If you are not familiar with SAML and Single Sign On (SSO), check out our article on understanding SAML and SSO.
Before we get into Shibboleth, we first need to establish a users repository. Let's go with LDAP. For this tutorial, let's set up an OpenLDAP server on Linux and create a user (john.doe). Refer to the LDAP section of our WalkThroughs page. So now our heirarchy has a single system, the LDAP server. Hooray!
Identity Provider (IdP)
As the name implies, the Identity Provider is the system that validates a users identity. Technically, the Identity Provider is not the system that contains users identies. That's some other system (Active Directory, LDAP, et cetera). Instead, the Identity Provider knows if you are or are not validated with the system that contains your identity. Thus, the next leg of the journey here is going to take some time, as there are 3 systems at play here (Tomcat, Shibboleth, LDAP).

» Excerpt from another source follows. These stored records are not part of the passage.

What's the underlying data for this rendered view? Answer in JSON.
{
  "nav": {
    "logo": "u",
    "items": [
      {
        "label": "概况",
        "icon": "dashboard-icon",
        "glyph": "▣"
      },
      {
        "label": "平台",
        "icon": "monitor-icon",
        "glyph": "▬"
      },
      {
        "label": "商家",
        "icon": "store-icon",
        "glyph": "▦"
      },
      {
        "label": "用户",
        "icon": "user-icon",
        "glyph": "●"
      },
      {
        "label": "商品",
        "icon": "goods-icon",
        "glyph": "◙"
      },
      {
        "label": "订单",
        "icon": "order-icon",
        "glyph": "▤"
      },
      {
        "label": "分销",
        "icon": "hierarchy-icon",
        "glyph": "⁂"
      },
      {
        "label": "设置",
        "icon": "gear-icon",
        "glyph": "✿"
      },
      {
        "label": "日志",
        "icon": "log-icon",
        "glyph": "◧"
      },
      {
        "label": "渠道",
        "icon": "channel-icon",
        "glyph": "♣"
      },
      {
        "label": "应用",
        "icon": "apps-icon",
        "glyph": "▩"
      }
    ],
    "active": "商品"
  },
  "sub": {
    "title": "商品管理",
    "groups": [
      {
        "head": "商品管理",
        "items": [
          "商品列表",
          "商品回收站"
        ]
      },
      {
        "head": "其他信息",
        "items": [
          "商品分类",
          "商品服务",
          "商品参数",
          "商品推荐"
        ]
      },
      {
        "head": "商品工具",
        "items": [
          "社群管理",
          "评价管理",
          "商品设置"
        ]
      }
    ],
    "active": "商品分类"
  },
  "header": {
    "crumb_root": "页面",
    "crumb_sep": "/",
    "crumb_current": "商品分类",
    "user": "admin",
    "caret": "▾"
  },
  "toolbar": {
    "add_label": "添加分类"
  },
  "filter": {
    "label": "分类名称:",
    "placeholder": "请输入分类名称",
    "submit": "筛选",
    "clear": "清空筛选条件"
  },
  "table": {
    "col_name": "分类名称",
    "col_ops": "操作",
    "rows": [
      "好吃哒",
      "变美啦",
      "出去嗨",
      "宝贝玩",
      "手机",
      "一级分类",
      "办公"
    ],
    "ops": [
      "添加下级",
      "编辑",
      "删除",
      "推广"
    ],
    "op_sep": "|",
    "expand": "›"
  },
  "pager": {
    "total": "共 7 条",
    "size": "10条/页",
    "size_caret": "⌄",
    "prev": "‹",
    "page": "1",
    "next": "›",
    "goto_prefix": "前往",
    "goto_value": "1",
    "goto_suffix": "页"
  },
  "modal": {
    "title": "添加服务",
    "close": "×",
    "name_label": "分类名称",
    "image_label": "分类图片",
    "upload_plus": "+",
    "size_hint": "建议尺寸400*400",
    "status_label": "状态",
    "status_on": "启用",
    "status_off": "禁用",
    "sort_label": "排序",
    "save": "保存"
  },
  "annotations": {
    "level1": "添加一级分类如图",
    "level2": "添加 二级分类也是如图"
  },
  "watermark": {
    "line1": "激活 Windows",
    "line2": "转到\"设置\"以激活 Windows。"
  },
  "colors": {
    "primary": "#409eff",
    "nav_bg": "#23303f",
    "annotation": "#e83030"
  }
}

If everything goes according to plan, your IdP log should record a successful authentication against LDAP, something like this:
Authentication succeeded for dn: uid=john.doe,ou=people,dc=example,dc=com
Service Provider (SP)
Let's say www.example.com/secure is your current basic authentication page, and you want to update this page to be authenticated and authorized via SAML.
Once you've configured www.example.com/secure to be authenticated and authorized by the Service Provider, navigating to www.example.com/secure will return this most unsightly response. This occurs because the other primary component of the SAML hierarchy is missing, the Identity Provider (IdP).